Bonding rabbits???

Discussion in 'Other Pets & Livestock' started by chickenwhisperer, Sep 18, 2010.

  1. So I know Ive asked about rabbits getting along with each other in the past . . .

    I just got 2 male californians today, they love to be around each other, I think they are brothers . . .
    I also got 2 females earlier this week, separately of course.

    Id like to get the 2 females to bond so I can put them both into one large hutch.
    One is a young smaller lionhead, who is very sweet but not quite friendly, a little on the submissive side.
    The other is an older larger female who must be some kinda mix or meat type and shows some signs of grunting and territorial-ness, but not altogether UNfriendly.

    Right now they are in separate cages that were donated to my unnofficial CL rabbit rescue, and not the small cages they came in.
    The cages are just far enough apart so they couldnt reach or bite each other, but are in plain view and very close.
    I thought I would leave them this way for about a week or so, then see how they do with an on-ground visit out on the lawn, neutral territory so to speak.
    If that went well, Id try them supervised in the hutch together for as long as there is no problems.

    How does one know exactly when the rabbits become bonded, or should I say IF . . .
    Is this something that can ONLY be done at a very young age???
    Once rabbits are bonded, they can be trusted to NOT fight ever???
    If this is unsuccessful with 1 or the other, can I expect all future attempts with other rabbits to be unsuccessful as well(meaning can I add a 3rd into the mix to see if either of the 1st 2 take to her instead)
    Am I asking for the impossible here???

    If this can be done with these 2(or 3) rabbits, it would really make my life so much easier . . .

    My haiku :
    More water bottles
    A big ole pain to fill up
    One rather than two
    l l
    l l
    (\\__/) /
    Last edited: Sep 18, 2010

  2. Bunnylady

    Bunnylady POOF Goes the Pooka

    Nov 27, 2009
    Wilmington, NC
    The easiest pair to bond, of course, is male/female, but that really only works if they are neutered/spayed (or so elderly they really don't care anymore!). Intact does can be as impossible as unrelated bucks. You are working in the right direction thinking about introductions being done in neutral territory, but if the one doe is already showing signs of being territorial, she may not ever appreciate a roommate.

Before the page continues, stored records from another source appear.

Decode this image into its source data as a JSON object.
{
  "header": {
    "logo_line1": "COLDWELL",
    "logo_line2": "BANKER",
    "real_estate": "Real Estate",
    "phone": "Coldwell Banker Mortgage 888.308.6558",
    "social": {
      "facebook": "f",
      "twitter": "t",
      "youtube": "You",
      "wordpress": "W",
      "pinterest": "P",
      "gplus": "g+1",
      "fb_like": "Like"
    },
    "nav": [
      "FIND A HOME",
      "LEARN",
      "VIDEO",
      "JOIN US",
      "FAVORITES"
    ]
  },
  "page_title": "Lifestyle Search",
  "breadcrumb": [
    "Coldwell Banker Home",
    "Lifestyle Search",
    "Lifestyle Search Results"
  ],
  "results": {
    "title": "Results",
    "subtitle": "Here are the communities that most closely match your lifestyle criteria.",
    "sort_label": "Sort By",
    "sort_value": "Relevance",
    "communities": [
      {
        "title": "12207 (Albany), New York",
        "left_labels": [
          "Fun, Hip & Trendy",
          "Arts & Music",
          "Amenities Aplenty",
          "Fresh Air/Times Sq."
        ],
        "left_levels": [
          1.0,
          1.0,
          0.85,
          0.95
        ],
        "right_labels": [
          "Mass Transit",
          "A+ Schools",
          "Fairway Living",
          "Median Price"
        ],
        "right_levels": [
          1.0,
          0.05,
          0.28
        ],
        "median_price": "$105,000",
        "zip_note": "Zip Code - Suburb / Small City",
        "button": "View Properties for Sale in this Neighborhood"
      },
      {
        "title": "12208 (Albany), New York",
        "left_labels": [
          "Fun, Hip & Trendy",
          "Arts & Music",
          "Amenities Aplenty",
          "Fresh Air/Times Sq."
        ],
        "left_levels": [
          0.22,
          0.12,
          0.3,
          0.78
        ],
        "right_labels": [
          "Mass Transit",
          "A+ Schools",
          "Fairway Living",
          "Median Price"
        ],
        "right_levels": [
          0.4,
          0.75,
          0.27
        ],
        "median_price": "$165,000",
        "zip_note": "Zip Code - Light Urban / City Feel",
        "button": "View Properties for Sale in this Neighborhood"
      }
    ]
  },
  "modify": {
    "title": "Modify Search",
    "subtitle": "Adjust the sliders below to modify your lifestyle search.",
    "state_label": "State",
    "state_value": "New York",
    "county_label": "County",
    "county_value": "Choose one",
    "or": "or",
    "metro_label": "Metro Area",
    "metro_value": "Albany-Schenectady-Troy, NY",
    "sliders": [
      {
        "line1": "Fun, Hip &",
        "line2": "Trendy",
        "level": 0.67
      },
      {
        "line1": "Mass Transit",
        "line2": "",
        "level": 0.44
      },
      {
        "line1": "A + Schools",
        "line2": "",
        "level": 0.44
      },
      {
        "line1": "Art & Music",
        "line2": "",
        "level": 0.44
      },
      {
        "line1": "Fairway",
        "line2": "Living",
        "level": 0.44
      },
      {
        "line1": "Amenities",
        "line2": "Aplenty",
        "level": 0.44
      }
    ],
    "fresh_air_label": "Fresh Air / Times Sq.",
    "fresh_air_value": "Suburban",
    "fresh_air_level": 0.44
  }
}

    I have a little problem with the idea of "bonding," because to me it suggests that the rabbits have formed some sort of dependent relationship with each other. In some cases, that may be true, but most of the rabbits I have seen together seemed to have a relationship of mutual tolerance, and were perfectly fine alone or together. Most of these so-called pairs had one subordinate rabbit, and one moderately dominant rabbit that pushed the other one around but didn't absolutely run it ragged. I have also seen some "pairs" that went suddenly, horribly wrong, resulting in bloodshed and injuries (fortunately, that is not the way things usually work, but it can happen). I have also seen two that were good together, that suddenly couldn't stand each other when the owner added a third to the mix.

    Assuming that the cages are spacious enough, it is as with most things rabbit; in that it depends on the individuals. I have had some does that I kept daughters with long past the youngsters' adolescence, and other does that began attacking their offspring once they passed what they obviously considered weaning age. I have had rabbits that were in adjacent cages that liked to sit cuddled against the wire side-by-side, and others that lost toes or pieces of ear to the rabbit in the cage next door.

    While I am sympathetic to your desire to make things as easy on yourself as possible as far as cleaning and feeding and filling water bottles, you need to be aware that any cage containing more than one rabbit is a potentially volatile situation. You may be able to get these two does to get along (or possibly one of these with a (hypothetical) other rabbit, you never know how personalities will mesh) but you will need to watch for signs that things are going sour. It is easier to get young rabbits to get along, but even that may not last long-term. I would suggest that you keep an empty cage available at all times. If you see signs of fur flying, you will be able to separate the combatants, hopefully before anybody gets seriously hurt . Otherwise, you may find yourself having to keep a rabbit in a carrier or other unsuitable space while you scramble to get another cage in which to house it.